Evaluates the significance of the proportion of verified proteins given a set of predicted proteins.
pairwise_recovery_protrec <- function(prot_predict_list, original_prot_list, check_prot_list, complex_vec,protrecscoreset=0.95)
Where prot_predict_list is a vector of predicted significant values by PROTREC for a given sample, original_prot_list is the original set of proteins observed for that particular sample, check_prot_list is the set of proteins in the cross-replicate for verification, complex_vector is the feature vector set, and the protrecscoreset is the PROTREC score significance cutoff, default is 0.95. For example:
PROTREC_prot <- data.frame(PROTREC_protprob(complex_vector, 1-rc_cprotrec[1,], rownames(RC_C),0.01))

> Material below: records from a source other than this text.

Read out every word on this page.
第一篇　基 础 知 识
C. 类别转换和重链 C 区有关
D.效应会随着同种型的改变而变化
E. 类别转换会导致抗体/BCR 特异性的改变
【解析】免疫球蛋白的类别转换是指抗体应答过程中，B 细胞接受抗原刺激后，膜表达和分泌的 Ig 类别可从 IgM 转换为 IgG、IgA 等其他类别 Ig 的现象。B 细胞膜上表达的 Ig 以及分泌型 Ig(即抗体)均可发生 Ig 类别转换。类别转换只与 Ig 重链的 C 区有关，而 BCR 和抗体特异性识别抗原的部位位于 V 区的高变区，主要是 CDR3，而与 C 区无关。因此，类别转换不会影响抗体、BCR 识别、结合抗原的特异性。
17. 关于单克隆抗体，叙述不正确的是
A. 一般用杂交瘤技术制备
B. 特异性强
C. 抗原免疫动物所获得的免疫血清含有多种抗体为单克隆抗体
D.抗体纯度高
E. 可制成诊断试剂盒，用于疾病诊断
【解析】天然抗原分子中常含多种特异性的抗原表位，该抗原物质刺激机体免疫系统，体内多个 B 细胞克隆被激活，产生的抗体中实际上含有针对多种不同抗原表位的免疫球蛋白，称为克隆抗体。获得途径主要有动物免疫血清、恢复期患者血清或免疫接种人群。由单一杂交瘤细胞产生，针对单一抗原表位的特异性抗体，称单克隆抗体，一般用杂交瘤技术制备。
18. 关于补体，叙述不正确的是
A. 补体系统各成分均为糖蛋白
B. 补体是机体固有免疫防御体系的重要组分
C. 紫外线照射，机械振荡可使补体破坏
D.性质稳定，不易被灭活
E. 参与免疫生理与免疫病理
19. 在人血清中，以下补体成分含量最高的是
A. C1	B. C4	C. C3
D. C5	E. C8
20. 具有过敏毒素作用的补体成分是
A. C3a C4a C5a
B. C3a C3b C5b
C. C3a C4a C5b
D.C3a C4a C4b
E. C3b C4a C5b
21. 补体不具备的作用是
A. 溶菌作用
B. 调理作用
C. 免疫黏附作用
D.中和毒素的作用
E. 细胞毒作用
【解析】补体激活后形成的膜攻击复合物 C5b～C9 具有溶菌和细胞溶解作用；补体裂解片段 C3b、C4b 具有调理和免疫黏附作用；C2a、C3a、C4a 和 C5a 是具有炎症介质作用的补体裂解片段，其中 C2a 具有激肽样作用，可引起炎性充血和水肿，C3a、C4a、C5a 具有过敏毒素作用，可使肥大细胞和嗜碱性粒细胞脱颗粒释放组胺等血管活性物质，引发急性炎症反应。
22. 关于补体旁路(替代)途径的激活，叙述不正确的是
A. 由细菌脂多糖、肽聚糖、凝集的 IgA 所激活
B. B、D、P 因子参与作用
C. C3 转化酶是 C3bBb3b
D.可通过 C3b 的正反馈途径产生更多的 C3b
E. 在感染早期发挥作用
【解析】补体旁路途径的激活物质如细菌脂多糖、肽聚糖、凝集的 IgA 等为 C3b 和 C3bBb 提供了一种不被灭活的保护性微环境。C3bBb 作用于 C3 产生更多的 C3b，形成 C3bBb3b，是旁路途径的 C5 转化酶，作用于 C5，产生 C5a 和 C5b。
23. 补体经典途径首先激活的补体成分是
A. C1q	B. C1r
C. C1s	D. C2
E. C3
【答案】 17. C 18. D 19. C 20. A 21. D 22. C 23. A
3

rownames(PROTREC_prot)<- PROTREC_prot[,1]
PROTREC_prot[,2]<-as.numeric(as.character(PROTREC_prot[,2]))
PROTREC_prot<- data.frame(PROTREC_prot)
pairwise_recovery_protrec(PROTREC_prot,rownames(RC_C)[(RC_C[,1])!=0],rownames(RC_peptides_uniq)[(RC_peptides_uniq[,1])!=0],complex_vector)
The output will contain a vector of five pieces of information: the observed proporetion of overlap, the significance of this overlap (p-value), the number of verified proteins, the total number of predicted missing proteins, and the list of validated proteins separated by the character 'a'.